The Starz original series Da Vinci’s Demons is not a bad show. In fact, in many ways, it is a unique production from the cable network and David Goyer (Man of Steel).
However, these are the days many are referring to as the new golden years of television. Whether you agree with that sentiment or not, you must admit that television has more to offer than ever before. For a show to truly stand out, it must be better, more dramatic and offer greater artistic worth than the other offerings out there. Da Vinci’s Demons: The Complete First Season, now available on Blu-ray and DVD, falls just a bit short to recommend.
Tom Riley stars as Leonardo Da Vinci. He’s an artist, a free thinker and a genius (the show tells us this time and time again). He seeks to discover new things and absorb as much knowledge as he can. He’s also on a search for his mother whom he can’t remember. There’s also a lot of politics to do with Rome and the Catholic Church here, but that all gets just a bit complicated and messy.
What’s good about Da Vinci’s Demons is its depiction of the main character. Clearly, this is a fantasy version of the man, and the producers are having their fun, but we are in on it. Riley keeps the show pleasurable because he is incredibly charismatic and convincing as this unconvincing character. Goyer and company play with history and make Da Vinci just ridiculous enough to be fun. The show shines when it focuses on Da Vinci and his invention or new escapade to conquer a thrilling task.
Beyond that, however, Da Vinci’s Demons is rather disappointing. As I said before, the politics get far too complicated and rather cliched pretty fast. It reaches a point where every episode we get to watch bad guys standing around toting their diabolical plans together. All that is missing is the evil cartoon laughs.
Demons is also embarrassingly obvious in its writing and presentation of its central themes. The whole idea of the show is freedom of knowledge. Da Vinci wants to plow his way to new ideas, but forces in power see it as unconventional and strange and seek to stop him.
To play out this theme for audiences, Goyer actually creates a secret society of dudes that is trying to release all the knowledge in the world to people. There’s some secret book or something plus a secret room with all the knowledge of the universe or some such junk like that, and the Catholic Church is suppressing it all so they can control what people know and do not know.
It’s pretty amateurish stuff for the guy that helped write The Dark Knight trilogy.
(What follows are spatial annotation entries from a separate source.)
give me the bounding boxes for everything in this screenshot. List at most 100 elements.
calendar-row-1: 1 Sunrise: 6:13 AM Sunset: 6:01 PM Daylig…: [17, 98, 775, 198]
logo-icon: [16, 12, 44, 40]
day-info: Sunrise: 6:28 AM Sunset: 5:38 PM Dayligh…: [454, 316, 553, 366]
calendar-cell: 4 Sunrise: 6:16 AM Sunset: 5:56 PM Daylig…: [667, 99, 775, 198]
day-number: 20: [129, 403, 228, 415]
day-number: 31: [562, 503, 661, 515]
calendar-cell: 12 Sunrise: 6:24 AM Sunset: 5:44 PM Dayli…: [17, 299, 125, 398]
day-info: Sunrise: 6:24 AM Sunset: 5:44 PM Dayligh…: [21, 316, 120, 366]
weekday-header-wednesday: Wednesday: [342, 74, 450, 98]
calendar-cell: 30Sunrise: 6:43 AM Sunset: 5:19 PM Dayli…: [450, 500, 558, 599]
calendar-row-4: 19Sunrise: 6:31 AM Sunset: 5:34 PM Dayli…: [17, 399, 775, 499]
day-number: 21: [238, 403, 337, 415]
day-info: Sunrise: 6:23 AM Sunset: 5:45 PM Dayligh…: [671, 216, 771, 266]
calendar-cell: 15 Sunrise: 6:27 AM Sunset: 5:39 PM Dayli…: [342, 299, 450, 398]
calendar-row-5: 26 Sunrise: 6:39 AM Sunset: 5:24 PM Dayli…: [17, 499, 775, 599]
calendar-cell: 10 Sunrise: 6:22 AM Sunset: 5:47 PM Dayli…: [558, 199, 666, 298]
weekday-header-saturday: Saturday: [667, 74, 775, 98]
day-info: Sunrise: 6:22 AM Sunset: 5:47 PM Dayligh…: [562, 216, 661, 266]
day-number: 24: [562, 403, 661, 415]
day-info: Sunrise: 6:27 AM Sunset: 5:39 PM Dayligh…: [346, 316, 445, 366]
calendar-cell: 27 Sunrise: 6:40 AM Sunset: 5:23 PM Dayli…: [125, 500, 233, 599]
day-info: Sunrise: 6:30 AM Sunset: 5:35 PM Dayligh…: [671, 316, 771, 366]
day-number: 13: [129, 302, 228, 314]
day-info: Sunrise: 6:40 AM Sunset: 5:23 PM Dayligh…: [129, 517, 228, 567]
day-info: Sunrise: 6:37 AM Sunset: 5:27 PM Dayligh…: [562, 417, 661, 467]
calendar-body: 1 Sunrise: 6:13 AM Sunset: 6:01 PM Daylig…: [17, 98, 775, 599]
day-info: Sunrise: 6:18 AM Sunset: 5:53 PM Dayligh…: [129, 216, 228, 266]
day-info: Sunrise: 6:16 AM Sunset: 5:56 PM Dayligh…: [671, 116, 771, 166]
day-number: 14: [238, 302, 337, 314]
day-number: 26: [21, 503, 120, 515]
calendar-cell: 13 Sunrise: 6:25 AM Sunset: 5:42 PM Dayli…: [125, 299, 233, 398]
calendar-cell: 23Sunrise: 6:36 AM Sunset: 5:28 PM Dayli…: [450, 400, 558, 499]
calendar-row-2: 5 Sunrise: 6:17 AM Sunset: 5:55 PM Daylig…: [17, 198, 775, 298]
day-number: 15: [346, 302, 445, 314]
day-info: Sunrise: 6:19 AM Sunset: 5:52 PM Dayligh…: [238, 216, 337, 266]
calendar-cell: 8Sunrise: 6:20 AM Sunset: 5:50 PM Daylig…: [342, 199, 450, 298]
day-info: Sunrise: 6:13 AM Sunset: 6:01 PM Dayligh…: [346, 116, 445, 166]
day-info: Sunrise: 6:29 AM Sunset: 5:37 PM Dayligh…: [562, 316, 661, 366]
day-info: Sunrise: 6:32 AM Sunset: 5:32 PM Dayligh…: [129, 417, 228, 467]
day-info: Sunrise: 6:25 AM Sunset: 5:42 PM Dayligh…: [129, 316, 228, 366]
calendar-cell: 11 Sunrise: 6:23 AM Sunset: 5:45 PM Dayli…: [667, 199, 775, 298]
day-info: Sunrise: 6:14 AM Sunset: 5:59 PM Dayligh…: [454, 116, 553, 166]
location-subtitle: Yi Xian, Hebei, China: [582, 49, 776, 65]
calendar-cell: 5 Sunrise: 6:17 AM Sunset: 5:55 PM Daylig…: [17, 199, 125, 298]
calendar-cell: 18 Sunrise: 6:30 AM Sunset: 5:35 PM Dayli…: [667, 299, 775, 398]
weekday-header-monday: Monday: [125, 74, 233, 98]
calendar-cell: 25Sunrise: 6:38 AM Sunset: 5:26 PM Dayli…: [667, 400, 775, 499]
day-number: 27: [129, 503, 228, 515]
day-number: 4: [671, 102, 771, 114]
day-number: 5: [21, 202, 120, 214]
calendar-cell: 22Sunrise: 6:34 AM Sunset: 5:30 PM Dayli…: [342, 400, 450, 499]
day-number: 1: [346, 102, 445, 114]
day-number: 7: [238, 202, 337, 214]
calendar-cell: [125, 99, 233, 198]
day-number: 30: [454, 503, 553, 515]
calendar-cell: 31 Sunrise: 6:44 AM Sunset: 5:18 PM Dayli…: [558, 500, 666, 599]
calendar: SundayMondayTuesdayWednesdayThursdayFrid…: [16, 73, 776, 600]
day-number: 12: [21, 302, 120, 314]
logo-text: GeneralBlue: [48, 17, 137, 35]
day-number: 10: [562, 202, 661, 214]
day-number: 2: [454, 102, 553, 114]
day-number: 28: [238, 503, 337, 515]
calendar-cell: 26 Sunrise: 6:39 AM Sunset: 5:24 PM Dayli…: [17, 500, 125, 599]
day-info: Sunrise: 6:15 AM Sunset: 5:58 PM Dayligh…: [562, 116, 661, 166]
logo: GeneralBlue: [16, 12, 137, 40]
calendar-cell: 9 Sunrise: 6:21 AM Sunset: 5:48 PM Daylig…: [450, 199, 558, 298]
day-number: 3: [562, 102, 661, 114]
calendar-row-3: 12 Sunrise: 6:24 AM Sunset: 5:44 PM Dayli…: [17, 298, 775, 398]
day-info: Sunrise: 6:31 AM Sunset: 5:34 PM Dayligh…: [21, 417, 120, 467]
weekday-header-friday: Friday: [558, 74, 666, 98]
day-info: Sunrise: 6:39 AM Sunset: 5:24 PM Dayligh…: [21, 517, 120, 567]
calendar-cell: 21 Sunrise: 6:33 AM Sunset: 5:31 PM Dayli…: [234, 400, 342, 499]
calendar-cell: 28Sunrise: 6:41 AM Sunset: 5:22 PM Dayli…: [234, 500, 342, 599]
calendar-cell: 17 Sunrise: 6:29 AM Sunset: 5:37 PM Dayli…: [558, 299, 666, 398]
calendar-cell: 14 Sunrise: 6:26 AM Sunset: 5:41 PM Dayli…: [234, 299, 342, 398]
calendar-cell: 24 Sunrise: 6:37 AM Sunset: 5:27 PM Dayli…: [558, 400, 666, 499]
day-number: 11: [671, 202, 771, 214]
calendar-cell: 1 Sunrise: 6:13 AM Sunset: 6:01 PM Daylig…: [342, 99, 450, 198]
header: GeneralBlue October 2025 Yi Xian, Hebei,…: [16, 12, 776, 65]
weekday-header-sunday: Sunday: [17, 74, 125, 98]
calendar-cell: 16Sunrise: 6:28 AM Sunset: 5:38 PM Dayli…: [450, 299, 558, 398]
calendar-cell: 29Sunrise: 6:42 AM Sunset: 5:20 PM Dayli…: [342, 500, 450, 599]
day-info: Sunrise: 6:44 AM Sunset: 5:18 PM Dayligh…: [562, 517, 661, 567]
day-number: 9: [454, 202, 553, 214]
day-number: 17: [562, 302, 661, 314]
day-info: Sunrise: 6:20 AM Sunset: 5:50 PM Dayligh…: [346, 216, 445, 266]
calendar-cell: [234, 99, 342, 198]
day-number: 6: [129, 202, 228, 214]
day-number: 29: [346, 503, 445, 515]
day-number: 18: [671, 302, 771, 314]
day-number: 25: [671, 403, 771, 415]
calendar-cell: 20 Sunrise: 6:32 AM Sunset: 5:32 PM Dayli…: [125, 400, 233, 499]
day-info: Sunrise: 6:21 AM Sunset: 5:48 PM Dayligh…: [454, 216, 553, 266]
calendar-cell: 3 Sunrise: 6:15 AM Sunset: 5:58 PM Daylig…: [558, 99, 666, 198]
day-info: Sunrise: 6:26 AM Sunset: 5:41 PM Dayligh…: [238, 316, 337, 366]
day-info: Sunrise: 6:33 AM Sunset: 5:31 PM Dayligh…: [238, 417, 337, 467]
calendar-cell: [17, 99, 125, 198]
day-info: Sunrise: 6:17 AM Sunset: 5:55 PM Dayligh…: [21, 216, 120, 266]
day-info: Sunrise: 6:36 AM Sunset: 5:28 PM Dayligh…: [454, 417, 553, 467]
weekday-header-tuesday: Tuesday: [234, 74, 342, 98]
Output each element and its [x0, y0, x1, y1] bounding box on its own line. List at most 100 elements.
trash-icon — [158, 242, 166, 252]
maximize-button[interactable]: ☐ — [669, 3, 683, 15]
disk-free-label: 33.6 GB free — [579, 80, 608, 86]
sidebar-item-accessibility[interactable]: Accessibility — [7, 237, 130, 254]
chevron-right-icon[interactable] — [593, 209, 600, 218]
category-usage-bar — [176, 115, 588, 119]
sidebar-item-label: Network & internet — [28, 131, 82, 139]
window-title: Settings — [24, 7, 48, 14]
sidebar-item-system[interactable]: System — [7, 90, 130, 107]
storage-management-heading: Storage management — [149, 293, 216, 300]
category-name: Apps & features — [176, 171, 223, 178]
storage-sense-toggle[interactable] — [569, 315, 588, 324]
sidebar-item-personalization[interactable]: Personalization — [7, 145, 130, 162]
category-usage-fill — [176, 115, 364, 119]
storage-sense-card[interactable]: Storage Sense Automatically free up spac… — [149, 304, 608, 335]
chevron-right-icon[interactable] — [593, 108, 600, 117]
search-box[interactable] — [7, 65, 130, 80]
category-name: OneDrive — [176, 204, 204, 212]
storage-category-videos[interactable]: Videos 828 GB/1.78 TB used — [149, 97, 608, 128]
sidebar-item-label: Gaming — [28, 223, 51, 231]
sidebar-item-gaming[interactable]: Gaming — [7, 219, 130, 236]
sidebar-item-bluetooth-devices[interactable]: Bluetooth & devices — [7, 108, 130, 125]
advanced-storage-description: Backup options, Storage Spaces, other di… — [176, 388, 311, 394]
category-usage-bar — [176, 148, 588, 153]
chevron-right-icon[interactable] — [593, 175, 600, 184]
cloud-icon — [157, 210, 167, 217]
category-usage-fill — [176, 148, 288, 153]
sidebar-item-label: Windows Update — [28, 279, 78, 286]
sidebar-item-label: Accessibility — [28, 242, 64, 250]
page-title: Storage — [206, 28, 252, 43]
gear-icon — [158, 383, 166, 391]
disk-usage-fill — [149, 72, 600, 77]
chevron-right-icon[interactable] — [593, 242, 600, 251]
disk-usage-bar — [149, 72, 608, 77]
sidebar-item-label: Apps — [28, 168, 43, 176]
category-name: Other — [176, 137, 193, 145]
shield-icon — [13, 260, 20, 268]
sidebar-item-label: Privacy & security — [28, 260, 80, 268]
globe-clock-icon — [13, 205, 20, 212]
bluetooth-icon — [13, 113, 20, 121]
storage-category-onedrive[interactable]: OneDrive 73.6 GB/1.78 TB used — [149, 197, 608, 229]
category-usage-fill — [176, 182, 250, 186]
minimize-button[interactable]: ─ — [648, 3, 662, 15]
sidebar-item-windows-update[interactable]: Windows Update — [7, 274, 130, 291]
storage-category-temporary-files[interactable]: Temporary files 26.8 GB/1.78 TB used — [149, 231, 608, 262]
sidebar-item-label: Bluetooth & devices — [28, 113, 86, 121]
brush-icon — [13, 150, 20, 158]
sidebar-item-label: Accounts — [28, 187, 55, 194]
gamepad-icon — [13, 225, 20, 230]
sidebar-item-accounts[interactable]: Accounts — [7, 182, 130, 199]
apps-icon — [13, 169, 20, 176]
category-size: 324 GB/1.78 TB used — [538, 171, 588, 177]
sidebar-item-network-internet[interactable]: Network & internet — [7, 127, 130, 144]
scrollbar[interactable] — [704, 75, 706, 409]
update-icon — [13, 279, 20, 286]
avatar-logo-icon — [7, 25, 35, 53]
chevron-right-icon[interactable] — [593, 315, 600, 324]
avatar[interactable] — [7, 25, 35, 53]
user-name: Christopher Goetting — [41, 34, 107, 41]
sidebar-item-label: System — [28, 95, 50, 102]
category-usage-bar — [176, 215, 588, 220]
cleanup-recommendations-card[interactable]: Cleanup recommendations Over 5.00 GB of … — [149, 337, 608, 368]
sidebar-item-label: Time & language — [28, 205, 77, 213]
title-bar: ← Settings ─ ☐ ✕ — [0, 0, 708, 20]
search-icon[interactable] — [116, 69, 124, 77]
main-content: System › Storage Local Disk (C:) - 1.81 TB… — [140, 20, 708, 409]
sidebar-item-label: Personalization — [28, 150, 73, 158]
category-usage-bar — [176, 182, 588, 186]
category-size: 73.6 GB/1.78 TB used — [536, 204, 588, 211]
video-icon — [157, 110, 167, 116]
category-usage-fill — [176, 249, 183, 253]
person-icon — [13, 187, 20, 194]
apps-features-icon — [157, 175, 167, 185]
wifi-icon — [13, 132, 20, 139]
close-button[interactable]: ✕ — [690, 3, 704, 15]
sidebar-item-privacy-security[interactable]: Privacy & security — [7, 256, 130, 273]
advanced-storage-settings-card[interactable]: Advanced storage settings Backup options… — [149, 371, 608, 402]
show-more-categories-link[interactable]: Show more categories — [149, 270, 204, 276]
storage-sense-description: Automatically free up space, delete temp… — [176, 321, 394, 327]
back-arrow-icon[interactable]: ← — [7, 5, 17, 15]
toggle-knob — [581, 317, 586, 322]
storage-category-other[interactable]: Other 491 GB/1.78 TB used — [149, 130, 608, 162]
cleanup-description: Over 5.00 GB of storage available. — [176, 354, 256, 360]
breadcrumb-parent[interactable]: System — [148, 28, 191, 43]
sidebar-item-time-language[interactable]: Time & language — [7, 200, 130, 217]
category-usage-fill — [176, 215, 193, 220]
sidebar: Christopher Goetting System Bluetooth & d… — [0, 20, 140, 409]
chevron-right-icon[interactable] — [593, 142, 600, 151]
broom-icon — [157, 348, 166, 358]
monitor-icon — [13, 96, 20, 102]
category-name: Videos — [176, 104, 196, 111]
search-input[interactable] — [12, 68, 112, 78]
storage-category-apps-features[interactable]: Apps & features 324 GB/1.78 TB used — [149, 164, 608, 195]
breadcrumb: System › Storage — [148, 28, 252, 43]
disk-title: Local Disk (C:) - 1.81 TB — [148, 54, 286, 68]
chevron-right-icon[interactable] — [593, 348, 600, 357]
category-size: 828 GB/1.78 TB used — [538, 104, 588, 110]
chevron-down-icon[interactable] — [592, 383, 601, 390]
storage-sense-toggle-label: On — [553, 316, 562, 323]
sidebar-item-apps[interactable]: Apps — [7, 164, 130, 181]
Other than its obviousness, however, DaVinci’s Demons can be a fun and unique show.
One of the cooler aspects to the series is the look. Goyer directs the first two episodes and he brings a unique style to the way he shows DaVinci solving problems. The show becomes part animated as we go inside his mind. It’s a neat trick that never feels hokey.
Still, Da Vinci’s Demons is too much of a mixed bag to recommend especially when you consider the other higher quality series’ awaiting you on television. Despite a charismatic central performance and unique look and feel, Demons is too obvious and cliche for its own good.
The DVD set includes plenty of episode commentaries, deleted scenes and a few features on the look and themes of show.